Tears of Joy because I have had two weeks of feeling well, and am beginning to re-enter my life
Tears of sadness because I’ve missed a lot of the last 5 years.
Tears of joy because I am excited about what is ahead.
Tears of sadness because I am terrified of the possibility of it all being taken away again at some time. And that is so painful. Every time.
Tears of joy because I get to spend time with my children and enjoy them this weekend and truly be present in the moment without the usual fog of feeling poorly that is so hard to see through.
Tears of sadness because my children reject me right now, because they are afraid too. And these things take time.

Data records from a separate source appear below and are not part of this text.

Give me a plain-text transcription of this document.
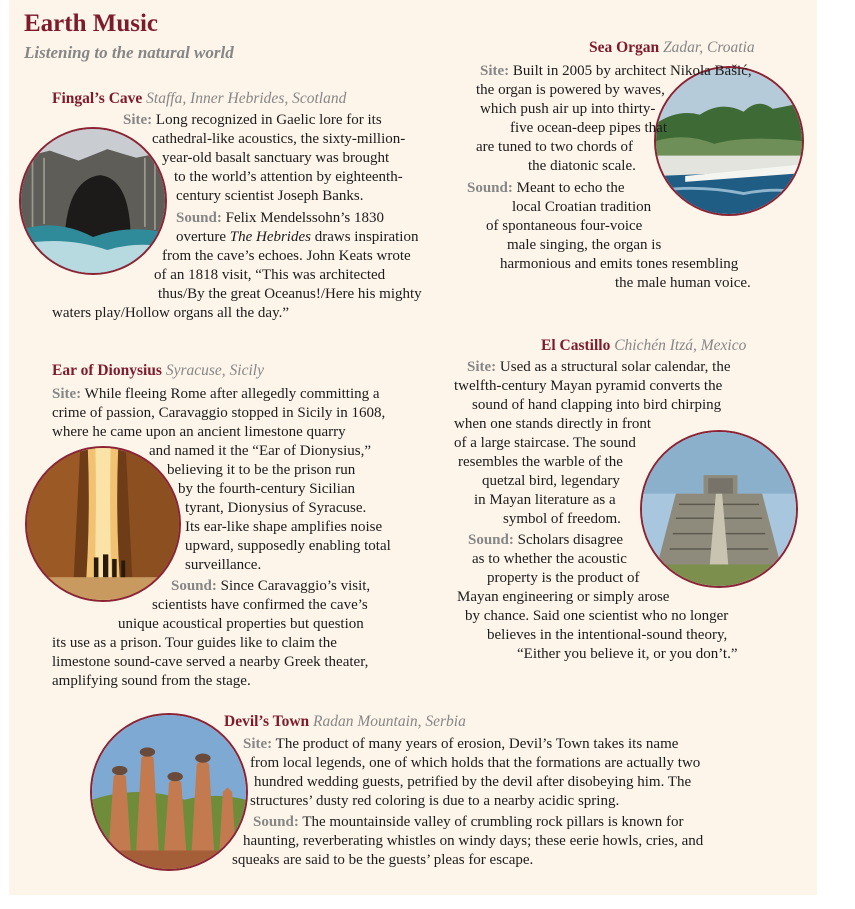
Earth Music
Listening to the natural world
Fingal’s Cave Staffa, Inner Hebrides, Scotland
Site: Long recognized in Gaelic lore for its
cathedral-like acoustics, the sixty-million-
year-old basalt sanctuary was brought
to the world’s attention by eighteenth-
century scientist Joseph Banks.
Sound: Felix Mendelssohn’s 1830
overture The Hebrides draws inspiration
from the cave’s echoes. John Keats wrote
of an 1818 visit, “This was architected
thus/By the great Oceanus!/Here his mighty
waters play/Hollow organs all the day.”
Sea Organ Zadar, Croatia
Site: Built in 2005 by architect Nikola Bašić,
the organ is powered by waves,
which push air up into thirty-
five ocean-deep pipes that
are tuned to two chords of
the diatonic scale.
Sound: Meant to echo the
local Croatian tradition
of spontaneous four-voice
male singing, the organ is
harmonious and emits tones resembling
the male human voice.
Ear of Dionysius Syracuse, Sicily
Site: While fleeing Rome after allegedly committing a
crime of passion, Caravaggio stopped in Sicily in 1608,
where he came upon an ancient limestone quarry
and named it the “Ear of Dionysius,”
believing it to be the prison run
by the fourth-century Sicilian
tyrant, Dionysius of Syracuse.
Its ear-like shape amplifies noise
upward, supposedly enabling total
surveillance.
Sound: Since Caravaggio’s visit,
scientists have confirmed the cave’s
unique acoustical properties but question
its use as a prison. Tour guides like to claim the
limestone sound-cave served a nearby Greek theater,
amplifying sound from the stage.
El Castillo Chichén Itzá, Mexico
Site: Used as a structural solar calendar, the
twelfth-century Mayan pyramid converts the
sound of hand clapping into bird chirping
when one stands directly in front
of a large staircase. The sound
resembles the warble of the
quetzal bird, legendary
in Mayan literature as a
symbol of freedom.
Sound: Scholars disagree
as to whether the acoustic
property is the product of
Mayan engineering or simply arose
by chance. Said one scientist who no longer
believes in the intentional-sound theory,
“Either you believe it, or you don’t.”
Devil’s Town Radan Mountain, Serbia
Site: The product of many years of erosion, Devil’s Town takes its name
from local legends, one of which holds that the formations are actually two
hundred wedding guests, petrified by the devil after disobeying him. The
structures’ dusty red coloring is due to a nearby acidic spring.
Sound: The mountainside valley of crumbling rock pillars is known for
haunting, reverberating whistles on windy days; these eerie howls, cries, and
squeaks are said to be the guests’ pleas for escape.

As much as I have been trying lately to build my home in the center of being sick and being well because of the fear of moving back into one place or the other, the truth and reality more resembles the swinging from side to side of a pendulum, than it resembles me just sitting/settling on neutral ground. For two weeks I have been resting on the side of being well, and I am thankful for that. Physically, I have been resting there. My emotions are still swinging back and forth with the remaining momentum, as are my actions, choices, and plans for the days to come. This morning I am flooded with all of the emotion that I have been pushing inside.
Tears of sadness, tears of joy.
Because the truth is, this is the hardest season I have ever been in. And the truth is that somewhere along the road I lost the damn instruction manual. So it is just me now making up the rules, taking next steps. And it always feels that there is so much on the line if I make the wrong move. But one foot in front of the other is the best I can do. So here I go again.